8.4 Approach to the problem, scrutiny of comparable dwellings in the locality - general background and history - changing patterns - regard to the expressed views of the taxpayer.
8.5 Trend towards smaller plots. Cost and effort in keeping up large gardens; time and availability of professional assistance.
9) Most Suitable Location for the Permitted Area:
9.1 Consider the most suitable location for the permitted area. Boundaries actually retained not necessarily of assistance as dictated by other considerations (development layout etc) rather than reasonable enjoyment.
9.2 Detailed explanation of area chosen with reference to DV4 (and DV9). Natural boundaries considered where appropriate - views from house - position of included ancillaries etc.
[Note: The wording of the following paragraphs is of special assistance where the permitted area is slightly in excess of the statutory half hectare or, for example, as a justifiable reason for a subsequent offer to settle at something over half a hectare.
“My initial reaction after carrying out a detailed inspection of the subject property and listening to the taxpayer’s representations was that a house of this size and character situated in this locality would certainly not require more than half a hectare of garden or grounds for its reasonable enjoyment as evidenced by the comparable properties to which I have referred.

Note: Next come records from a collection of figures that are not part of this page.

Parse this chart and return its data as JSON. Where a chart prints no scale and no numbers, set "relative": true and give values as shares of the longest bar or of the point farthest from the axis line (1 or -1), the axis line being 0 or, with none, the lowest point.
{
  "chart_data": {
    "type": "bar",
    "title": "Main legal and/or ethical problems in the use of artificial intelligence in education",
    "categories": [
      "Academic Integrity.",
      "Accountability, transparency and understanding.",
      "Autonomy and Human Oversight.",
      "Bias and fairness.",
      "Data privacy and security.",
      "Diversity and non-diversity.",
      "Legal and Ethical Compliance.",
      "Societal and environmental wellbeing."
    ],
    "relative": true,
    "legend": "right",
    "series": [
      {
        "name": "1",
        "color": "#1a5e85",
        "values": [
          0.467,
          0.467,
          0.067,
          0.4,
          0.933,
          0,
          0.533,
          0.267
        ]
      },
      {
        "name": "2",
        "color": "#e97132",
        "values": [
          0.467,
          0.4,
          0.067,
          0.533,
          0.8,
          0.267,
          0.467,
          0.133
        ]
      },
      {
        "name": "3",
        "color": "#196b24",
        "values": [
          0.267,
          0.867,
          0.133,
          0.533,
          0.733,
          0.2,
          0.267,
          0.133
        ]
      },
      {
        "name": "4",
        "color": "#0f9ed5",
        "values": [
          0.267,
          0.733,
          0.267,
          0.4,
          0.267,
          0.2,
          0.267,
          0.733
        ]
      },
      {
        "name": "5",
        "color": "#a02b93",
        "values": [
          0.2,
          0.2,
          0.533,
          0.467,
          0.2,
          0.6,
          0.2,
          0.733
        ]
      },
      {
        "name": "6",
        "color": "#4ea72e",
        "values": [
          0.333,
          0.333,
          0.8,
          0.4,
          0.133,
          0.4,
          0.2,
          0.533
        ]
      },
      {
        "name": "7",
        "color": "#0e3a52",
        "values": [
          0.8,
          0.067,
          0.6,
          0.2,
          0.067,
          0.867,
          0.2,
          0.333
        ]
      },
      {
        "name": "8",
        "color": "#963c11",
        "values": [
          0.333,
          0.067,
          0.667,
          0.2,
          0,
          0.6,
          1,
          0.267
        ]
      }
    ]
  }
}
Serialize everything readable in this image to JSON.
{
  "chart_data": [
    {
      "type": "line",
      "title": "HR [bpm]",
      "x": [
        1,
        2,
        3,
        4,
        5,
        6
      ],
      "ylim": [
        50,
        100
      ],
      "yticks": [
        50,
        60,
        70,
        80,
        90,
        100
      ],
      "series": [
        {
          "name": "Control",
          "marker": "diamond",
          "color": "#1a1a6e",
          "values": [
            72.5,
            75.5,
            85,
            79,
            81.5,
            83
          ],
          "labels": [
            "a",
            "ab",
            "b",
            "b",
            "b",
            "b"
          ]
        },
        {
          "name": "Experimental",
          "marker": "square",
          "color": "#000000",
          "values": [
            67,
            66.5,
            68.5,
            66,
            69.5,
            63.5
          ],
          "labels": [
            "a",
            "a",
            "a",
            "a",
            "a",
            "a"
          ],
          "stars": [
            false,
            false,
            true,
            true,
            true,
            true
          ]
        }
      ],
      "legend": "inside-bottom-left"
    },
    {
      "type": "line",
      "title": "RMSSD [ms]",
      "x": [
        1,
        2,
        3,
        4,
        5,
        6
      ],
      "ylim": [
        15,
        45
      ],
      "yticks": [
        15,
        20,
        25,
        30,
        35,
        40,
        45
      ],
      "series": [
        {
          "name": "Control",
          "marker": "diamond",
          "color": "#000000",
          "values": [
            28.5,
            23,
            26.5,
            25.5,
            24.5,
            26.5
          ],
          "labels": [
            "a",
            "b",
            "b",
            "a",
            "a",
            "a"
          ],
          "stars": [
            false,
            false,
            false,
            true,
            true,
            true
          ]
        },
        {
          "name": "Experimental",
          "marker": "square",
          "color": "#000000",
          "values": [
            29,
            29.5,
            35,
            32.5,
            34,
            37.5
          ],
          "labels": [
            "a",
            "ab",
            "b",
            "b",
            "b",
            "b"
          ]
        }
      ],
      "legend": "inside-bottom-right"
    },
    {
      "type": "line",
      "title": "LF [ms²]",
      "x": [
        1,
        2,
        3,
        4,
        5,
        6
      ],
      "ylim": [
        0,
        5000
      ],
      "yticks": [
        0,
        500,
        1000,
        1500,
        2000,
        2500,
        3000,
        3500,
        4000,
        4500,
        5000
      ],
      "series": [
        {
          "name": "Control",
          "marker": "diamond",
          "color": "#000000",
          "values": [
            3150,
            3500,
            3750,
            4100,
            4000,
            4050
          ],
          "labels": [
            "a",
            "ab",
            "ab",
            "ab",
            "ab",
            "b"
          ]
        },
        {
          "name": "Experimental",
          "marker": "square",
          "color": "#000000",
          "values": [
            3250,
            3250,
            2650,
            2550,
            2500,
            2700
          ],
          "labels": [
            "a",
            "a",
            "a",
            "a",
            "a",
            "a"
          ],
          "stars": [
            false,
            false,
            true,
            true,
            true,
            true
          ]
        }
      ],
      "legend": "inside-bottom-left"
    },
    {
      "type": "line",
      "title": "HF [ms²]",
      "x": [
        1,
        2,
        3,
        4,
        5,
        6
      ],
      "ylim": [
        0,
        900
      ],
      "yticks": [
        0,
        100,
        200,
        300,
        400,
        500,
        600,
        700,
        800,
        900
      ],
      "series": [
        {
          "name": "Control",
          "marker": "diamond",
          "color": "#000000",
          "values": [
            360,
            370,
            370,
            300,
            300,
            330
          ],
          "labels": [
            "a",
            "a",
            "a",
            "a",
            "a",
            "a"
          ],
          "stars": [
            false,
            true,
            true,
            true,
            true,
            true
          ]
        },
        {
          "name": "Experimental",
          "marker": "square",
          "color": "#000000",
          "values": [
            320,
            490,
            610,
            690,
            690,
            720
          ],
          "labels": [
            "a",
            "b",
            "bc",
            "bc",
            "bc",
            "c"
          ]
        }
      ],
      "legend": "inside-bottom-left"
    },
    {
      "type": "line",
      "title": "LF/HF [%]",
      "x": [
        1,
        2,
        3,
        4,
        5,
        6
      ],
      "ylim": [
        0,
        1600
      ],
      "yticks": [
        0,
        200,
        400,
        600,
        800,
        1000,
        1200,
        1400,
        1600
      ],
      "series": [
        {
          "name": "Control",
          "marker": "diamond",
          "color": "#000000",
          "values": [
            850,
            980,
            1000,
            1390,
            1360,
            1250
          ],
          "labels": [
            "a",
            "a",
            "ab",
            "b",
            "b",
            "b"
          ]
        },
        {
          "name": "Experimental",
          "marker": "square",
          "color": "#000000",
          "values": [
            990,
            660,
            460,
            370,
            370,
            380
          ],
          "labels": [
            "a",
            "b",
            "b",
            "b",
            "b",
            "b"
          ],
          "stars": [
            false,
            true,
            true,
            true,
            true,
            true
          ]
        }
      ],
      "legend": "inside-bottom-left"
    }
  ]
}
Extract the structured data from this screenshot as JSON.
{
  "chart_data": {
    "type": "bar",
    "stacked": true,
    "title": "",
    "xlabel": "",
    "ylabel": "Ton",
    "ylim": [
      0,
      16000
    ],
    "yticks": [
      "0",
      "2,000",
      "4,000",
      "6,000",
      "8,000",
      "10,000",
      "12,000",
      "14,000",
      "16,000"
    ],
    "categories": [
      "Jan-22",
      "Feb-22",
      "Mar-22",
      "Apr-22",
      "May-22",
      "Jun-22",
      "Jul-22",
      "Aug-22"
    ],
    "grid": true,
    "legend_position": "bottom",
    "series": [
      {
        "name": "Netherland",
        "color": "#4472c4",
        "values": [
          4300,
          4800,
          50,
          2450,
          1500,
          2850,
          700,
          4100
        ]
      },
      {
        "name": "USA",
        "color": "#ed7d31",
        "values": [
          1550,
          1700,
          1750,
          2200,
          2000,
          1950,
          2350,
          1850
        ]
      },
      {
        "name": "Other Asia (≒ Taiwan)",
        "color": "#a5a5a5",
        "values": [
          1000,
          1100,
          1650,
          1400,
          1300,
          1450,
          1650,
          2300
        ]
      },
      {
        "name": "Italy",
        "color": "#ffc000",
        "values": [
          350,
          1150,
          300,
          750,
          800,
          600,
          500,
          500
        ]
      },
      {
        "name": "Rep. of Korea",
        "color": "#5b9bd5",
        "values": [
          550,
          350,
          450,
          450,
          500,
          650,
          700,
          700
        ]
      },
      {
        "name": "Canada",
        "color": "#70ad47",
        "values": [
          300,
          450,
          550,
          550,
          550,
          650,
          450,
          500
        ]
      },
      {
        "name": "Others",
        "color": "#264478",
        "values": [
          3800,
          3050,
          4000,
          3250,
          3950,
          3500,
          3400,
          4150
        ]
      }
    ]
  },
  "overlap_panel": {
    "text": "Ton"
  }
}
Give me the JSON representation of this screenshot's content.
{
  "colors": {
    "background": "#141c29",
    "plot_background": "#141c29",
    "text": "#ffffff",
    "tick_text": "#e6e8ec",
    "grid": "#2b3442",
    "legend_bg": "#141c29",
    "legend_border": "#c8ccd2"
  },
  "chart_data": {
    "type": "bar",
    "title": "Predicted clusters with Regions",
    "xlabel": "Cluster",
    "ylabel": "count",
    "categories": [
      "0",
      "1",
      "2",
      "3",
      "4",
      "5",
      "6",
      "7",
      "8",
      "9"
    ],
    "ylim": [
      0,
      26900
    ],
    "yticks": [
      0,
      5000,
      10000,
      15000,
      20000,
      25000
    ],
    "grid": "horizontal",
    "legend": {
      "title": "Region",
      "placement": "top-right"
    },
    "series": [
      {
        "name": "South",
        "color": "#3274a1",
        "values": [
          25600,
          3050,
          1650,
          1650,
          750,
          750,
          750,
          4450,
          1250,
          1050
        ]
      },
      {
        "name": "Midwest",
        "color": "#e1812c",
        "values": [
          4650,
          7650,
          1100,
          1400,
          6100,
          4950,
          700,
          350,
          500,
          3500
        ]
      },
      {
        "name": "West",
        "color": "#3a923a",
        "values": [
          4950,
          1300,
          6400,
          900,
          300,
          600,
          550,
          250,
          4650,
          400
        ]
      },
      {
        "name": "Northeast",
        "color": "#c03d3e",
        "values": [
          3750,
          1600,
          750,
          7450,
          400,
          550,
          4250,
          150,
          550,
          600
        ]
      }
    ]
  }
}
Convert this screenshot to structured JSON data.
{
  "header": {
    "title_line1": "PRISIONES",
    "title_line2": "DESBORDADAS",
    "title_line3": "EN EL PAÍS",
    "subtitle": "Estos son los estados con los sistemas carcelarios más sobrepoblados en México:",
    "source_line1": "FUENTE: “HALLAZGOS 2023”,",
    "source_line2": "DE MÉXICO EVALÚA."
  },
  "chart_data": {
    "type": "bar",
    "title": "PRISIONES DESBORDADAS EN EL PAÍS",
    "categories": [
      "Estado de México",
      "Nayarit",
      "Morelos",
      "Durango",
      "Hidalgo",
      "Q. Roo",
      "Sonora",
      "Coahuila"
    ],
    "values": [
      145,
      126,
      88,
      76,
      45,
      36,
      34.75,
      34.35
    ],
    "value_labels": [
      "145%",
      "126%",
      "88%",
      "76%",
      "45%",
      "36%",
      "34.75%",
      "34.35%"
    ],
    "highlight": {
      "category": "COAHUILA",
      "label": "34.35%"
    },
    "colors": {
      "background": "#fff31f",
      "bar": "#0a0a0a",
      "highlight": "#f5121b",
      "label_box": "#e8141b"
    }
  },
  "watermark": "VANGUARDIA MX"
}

But when considering the application of my preliminary conclusion that (the Property) would not require more than half a hectare for its reasonable enjoyment, I found it difficult to draw the boundaries of an exempt acre in a manner which would produce an entirely satisfactory result”.]
Deal with each comparison in detail drawing appropriate conclusions. Reasons for choosing (or rejecting) comparables as necessary. Refer to DV7 and DV8.
[Note: The comparables must show the situation that existed at the relevant date. They should not be too selective ie only show gardens of under half a hectare if in fact comparables with larger gardens exist, but it will then be necessary to explain that these are occupied with garden or grounds in excess of half a hectare due to historical circumstances rather than what is required. Witnesses may need to deal with situations where houses still have large plots due to lack of development potential or other demand for the excess land.
It may be necessary to include a reference to properties that prima facie seem to indicate a different permitted area and either clearly explain why they are not comparable or argue the historical circumstances referred to above.
If the DV becomes aware that the other parties intend to refer to the DV’s treatment of a previous case, refer to cases dealt with directly by the Inspector without reference to the DV/CV(S) or refer to previous Commissioners decisions the DV should submit the matter, with full details where possible, to CEO via the RD for liaison with CAV6 (CGT).
If confronted with such cases at the Hearing, the witness will remember that Commissioners’ decisions are not decisions of record, especially to other bodies of Commissioners (ie they are similar to Valuation Tribunal decisions in this respect).
Whilst comparables which show a sale of part of the garden for development prior to the relevant date, and to a lesser extent just after the relevant date so as to demonstrate the continuing trend, are most useful, those involving either demolition of the property and total development or conversion, for example, of a large house to flats are not; they are no longer similar in size or character. A house rebuilt or converted into flats is no longer one residence. Where the comparables show a permitted area of less than half a hectare the witness should say so before conceding the statutory half a hectare.]
Brief closing summary repeating opinion of area and location of land required for the reasonable enjoyment of the dwelling-house as a residence at the time of the disposal.